Louer ou acheter : le simulateur de coût sur plusieurs années
La comparaison entre louer et acheter dépend d'un chiffre simple : le coût de l'achat moins le capital que chaque mensualité reconstitue. Sans hypothèse de hausse des prix, c'est la durée de détention qui fait basculer l'avantage d'un côté ou de l'autre.
Comment se calcule le coût
Le calcul suit l'ordre dans lequel l'argent sort réellement. Côté location, seul le loyer cumulé compte sur l'horizon choisi. Côté achat, l'apport et les frais d'acquisition sortent d'abord, en une fois. Puis chaque mensualité, fixée par le taux annuel et la durée du prêt, s'ajoute mois après mois, avec les charges annuelles du logement. Mais une mensualité contient deux parts : des intérêts, qui sont un coût, et un remboursement de capital, qui reconstitue un patrimoine. Le simulateur soustrait ce capital accumulé du total des sorties d'argent. Ce qui reste, c'est le coût net de l'achat sur la période. Il est comparé au coût cumulé de la location, année par année, jusqu'à ce que l'un dépasse l'autre : c'est l'année de bascule.
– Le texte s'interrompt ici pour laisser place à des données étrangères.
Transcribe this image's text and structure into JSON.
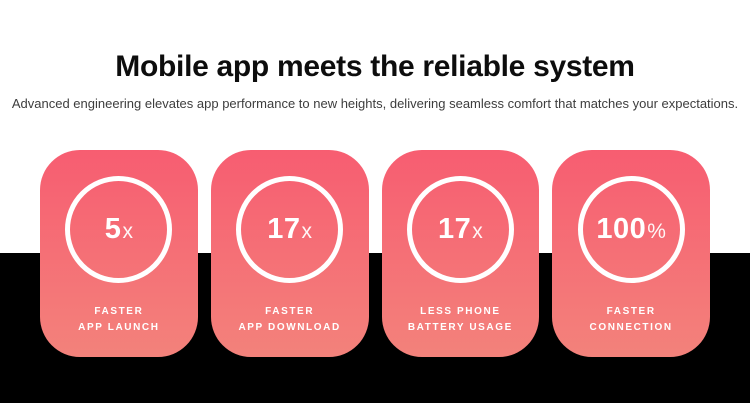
{
  "header": {
    "title": "Mobile app meets the reliable system",
    "subtitle": "Advanced engineering elevates app performance to new heights, delivering seamless comfort that matches your expectations."
  },
  "colors": {
    "card_gradient_top": "#f75d71",
    "card_gradient_bottom": "#f3827b",
    "band_background": "#000000",
    "title_text": "#0d0d0d",
    "subtitle_text": "#3d3d3d",
    "card_text": "#ffffff"
  },
  "stats": [
    {
      "value": "5",
      "suffix": "x",
      "label": "FASTER\nAPP LAUNCH"
    },
    {
      "value": "17",
      "suffix": "x",
      "label": "FASTER\nAPP DOWNLOAD"
    },
    {
      "value": "17",
      "suffix": "x",
      "label": "LESS PHONE\nBATTERY USAGE"
    },
    {
      "value": "100",
      "suffix": "%",
      "label": "FASTER\nCONNECTION"
    }
  ]
}
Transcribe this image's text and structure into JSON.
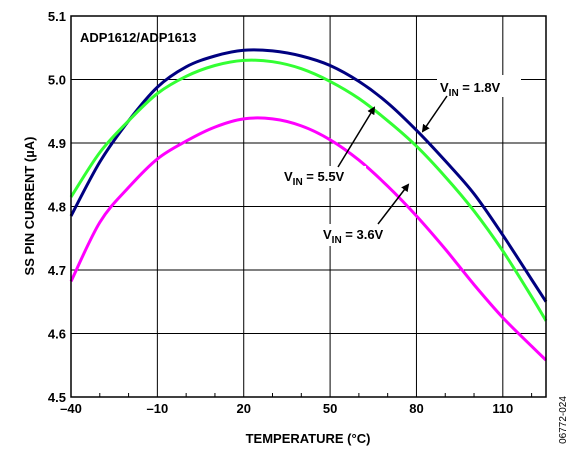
{
  "chart_data": {
    "type": "line",
    "xlabel": "TEMPERATURE (°C)",
    "ylabel": "SS PIN CURRENT (µA)",
    "xlim": [
      -40,
      125
    ],
    "ylim": [
      4.5,
      5.1
    ],
    "x_ticks": [
      -40,
      -10,
      20,
      50,
      80,
      110
    ],
    "x_tick_labels": [
      "–40",
      "–10",
      "20",
      "50",
      "80",
      "110"
    ],
    "y_ticks": [
      4.5,
      4.6,
      4.7,
      4.8,
      4.9,
      5.0,
      5.1
    ],
    "y_tick_labels": [
      "4.5",
      "4.6",
      "4.7",
      "4.8",
      "4.9",
      "5.0",
      "5.1"
    ],
    "grid": true,
    "series": [
      {
        "label_main": "V",
        "label_sub": "IN",
        "label_rest": " = 1.8V",
        "color": "#000080",
        "x": [
          -40,
          -30,
          -20,
          -10,
          0,
          10,
          20,
          30,
          40,
          50,
          60,
          70,
          80,
          90,
          100,
          110,
          120,
          125
        ],
        "y": [
          4.785,
          4.87,
          4.935,
          4.988,
          5.02,
          5.037,
          5.046,
          5.045,
          5.037,
          5.022,
          4.997,
          4.963,
          4.92,
          4.872,
          4.82,
          4.755,
          4.685,
          4.65
        ]
      },
      {
        "label_main": "V",
        "label_sub": "IN",
        "label_rest": " = 5.5V",
        "color": "#33ff33",
        "x": [
          -40,
          -30,
          -20,
          -10,
          0,
          10,
          20,
          30,
          40,
          50,
          60,
          70,
          80,
          90,
          100,
          110,
          120,
          125
        ],
        "y": [
          4.815,
          4.885,
          4.935,
          4.978,
          5.005,
          5.022,
          5.03,
          5.028,
          5.017,
          4.997,
          4.97,
          4.935,
          4.895,
          4.847,
          4.793,
          4.73,
          4.658,
          4.62
        ]
      },
      {
        "label_main": "V",
        "label_sub": "IN",
        "label_rest": " = 3.6V",
        "color": "#ff00ff",
        "x": [
          -40,
          -30,
          -20,
          -10,
          0,
          10,
          20,
          30,
          40,
          50,
          60,
          70,
          80,
          90,
          100,
          110,
          120,
          125
        ],
        "y": [
          4.682,
          4.775,
          4.83,
          4.875,
          4.903,
          4.925,
          4.938,
          4.938,
          4.927,
          4.905,
          4.873,
          4.832,
          4.785,
          4.733,
          4.677,
          4.625,
          4.58,
          4.558
        ]
      }
    ],
    "annotations": [
      {
        "text": "ADP1612/ADP1613"
      }
    ],
    "figure_id": "06772-024"
  }
}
Ce qui fait basculer le résultat
Le taux du prêt et l'apport pèsent plus que le prix d'achat lui-même. Sur un bien à 250 000 euros avec 25 000 euros d'apport, un taux à 2 % rembourse plus de capital chaque mois qu'un taux à 4 %, pour la même mensualité totale : le coût net de l'achat baisse plus vite. Un apport plus élevé réduit les intérêts payés sur la durée, donc le coût net, mais immobilise davantage de trésorerie au départ. À l'inverse, un loyer proche de la mensualité rapproche les deux courbes et repousse l'année de bascule, parfois au-delà de l'horizon simulé. Changer un seul de ces paramètres peut décaler la bascule de plusieurs années sans toucher au prix du bien.
L'erreur qui fausse le calcul
L'erreur la plus courante consiste à comparer la mensualité au loyer, comme s'il s'agissait de deux charges équivalentes. Ce n'est pas le cas : une partie de la mensualité achète le logement, l'autre partie seulement est un coût comparable au loyer. Ignorer cette distinction fait paraître l'achat bien plus coûteux qu'il ne l'est, ou l'inverse si l'on oublie les intérêts. L'autre erreur est de supposer une hausse future des prix pour justifier l'achat : le simulateur ne fait volontairement aucune hypothèse de ce type, car elle changerait la réponse sans rien changer aux flux réels. Le résultat affiché reste un coût de trésorerie net, pas une prévision de valorisation du bien.
Questions fréquentes
À partir de combien d'années l'achat devient-il rentable ?
Cela dépend du prix, de l'apport, du taux et du loyer comparé : il n'existe pas de seuil universel. Le simulateur calcule cette année de bascule à partir des chiffres saisis, en comparant le coût net cumulé de l'achat à celui de la location, jusqu'au moment où l'un devient durablement inférieur à l'autre sur l'horizon choisi.
Pourquoi la mensualité n'est-elle pas comptée comme un coût complet ?
Parce qu'une partie de chaque mensualité rembourse le capital du prêt, ce qui revient à se constituer un patrimoine, pas à dépenser de l'argent. Seule la part d'intérêts, plus les charges annuelles, correspond à un coût réel comparable au loyer. Le simulateur déduit le capital remboursé du total des sorties de trésorerie.
Le simulateur suppose-t-il une hausse des prix immobiliers ?
Non, et c'est volontaire. Supposer une hausse future des prix reviendrait à décider à l'avance que l'achat est avantageux, ce que personne ne peut garantir. Le résultat repose uniquement sur les flux de trésorerie connus : loyer, mensualité, charges et capital remboursé, sans pari sur la valeur future du bien.
Que signifie l'affichage au-delà de 40 ans ?
Cela signifie que, avec les chiffres saisis, la bascule ne se produit pas dans un horizon raisonnable : la location reste moins coûteuse aussi loin que le calcul est poussé. C'est souvent le signe d'un loyer très inférieur à la mensualité, ou d'un taux d'emprunt qui ralentit fortement le remboursement du capital.